What do you get when you cross bubbles with art? Bubble wrap art!

  • 10 years ago
Who would have thought that the material usually used to wrap up works of art would become art itself?

It’s true, extraordinary copies of classic paintings are being made with bubble wrap.

They are the result of a time-consuming and complex process thought up by New York based artist Bradley Hart. A classically trained painter, he uses ordinary syringes to inject each bubble with paint, turning the bubbles into pixel-like entities.

“The idea originally to use bubble wrap in art came from an experience with a bunch of overzealous security guards. As well as a left over roll of bubble wrap from my first solo exhibition in 2009 in Manhattan,” said Hart.
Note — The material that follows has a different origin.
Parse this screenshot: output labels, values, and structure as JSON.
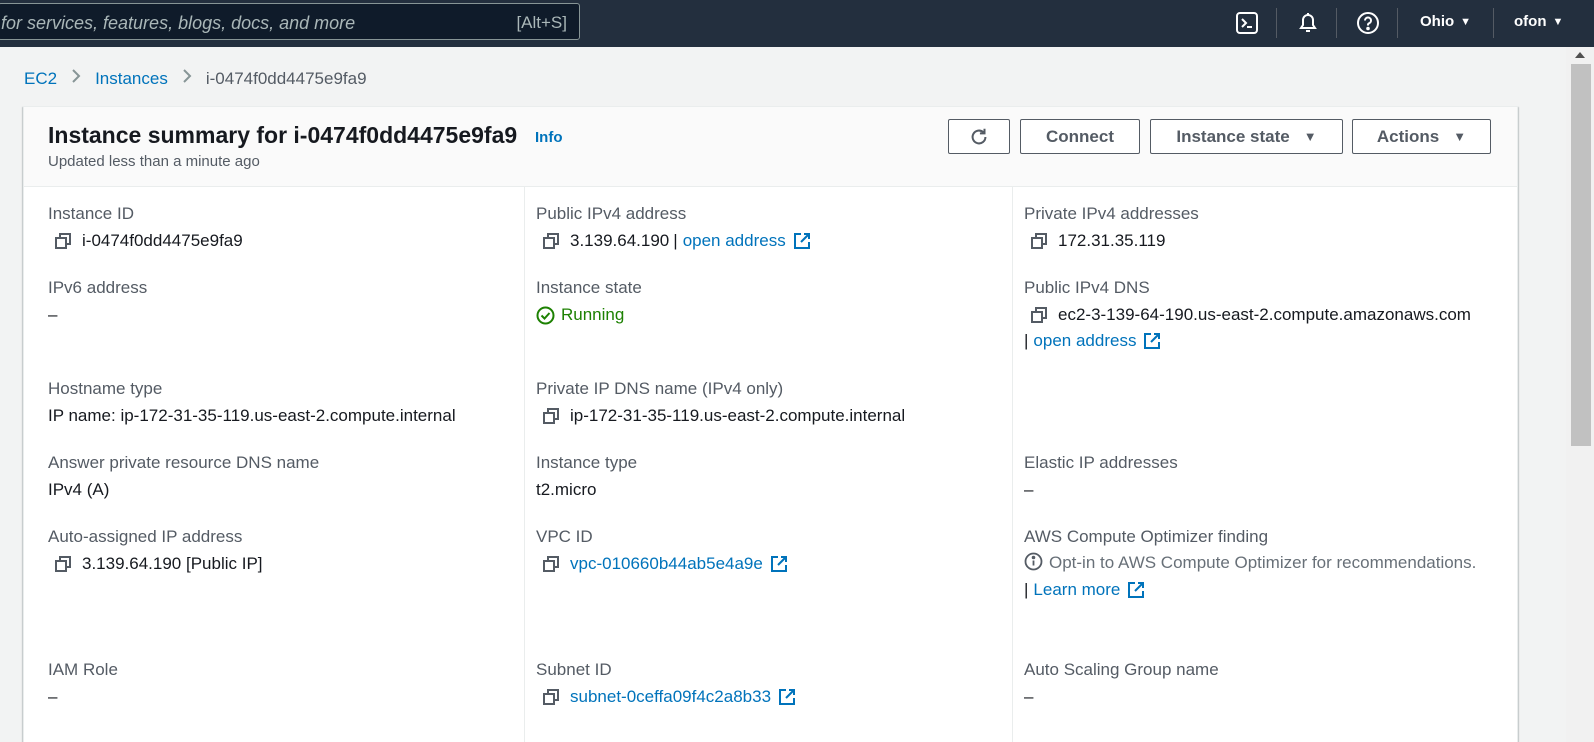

“I’m sitting there and I’m looking at it and I’m thinking, ‘Oh my God, that’s it.’ And I know that it’s an idea that wasn’t 100 percent new, to play with the idea of the culture trope of whether or not one should touch art. Because that’s what the art began as. They didn’t start as paintings or the sculptures they are moving into, it actually began as a sculpture of just a roll of bubble wrap and playing with the idea that should you touch the art or not.”

Each piece takes about 150 hours to make, without counting the time it takes to load the paint into the syringes.

Hart says bubble wrap references the plastic nature and pixilated landscape of the current world, the injections being a metaphor for the ways we punctuate our lives with Google searches, selfies and Facebook posts: “We’re into pixels. So what you are actually seeing is a representation of something in a digital form. So for me, I like bringing high-tech back down to low-tech. So hence it’s all very labour (intensive), it’s done by hand. I inject computer technology in our times and then I dumb it down.”

Each artwork has its own so-called ‘Impression’ – a canvas made of the paint that dripped down the back of the bubble wrap to create a rain-washed like version of the portrait.

There are also sculptures made from paint drippings which Hart stores in a custom-made cabinet.

‘The Masters Interpreted: Injections & Impressions’ by Bradley Hart is on show at the Cavalier Galleries in New York in May.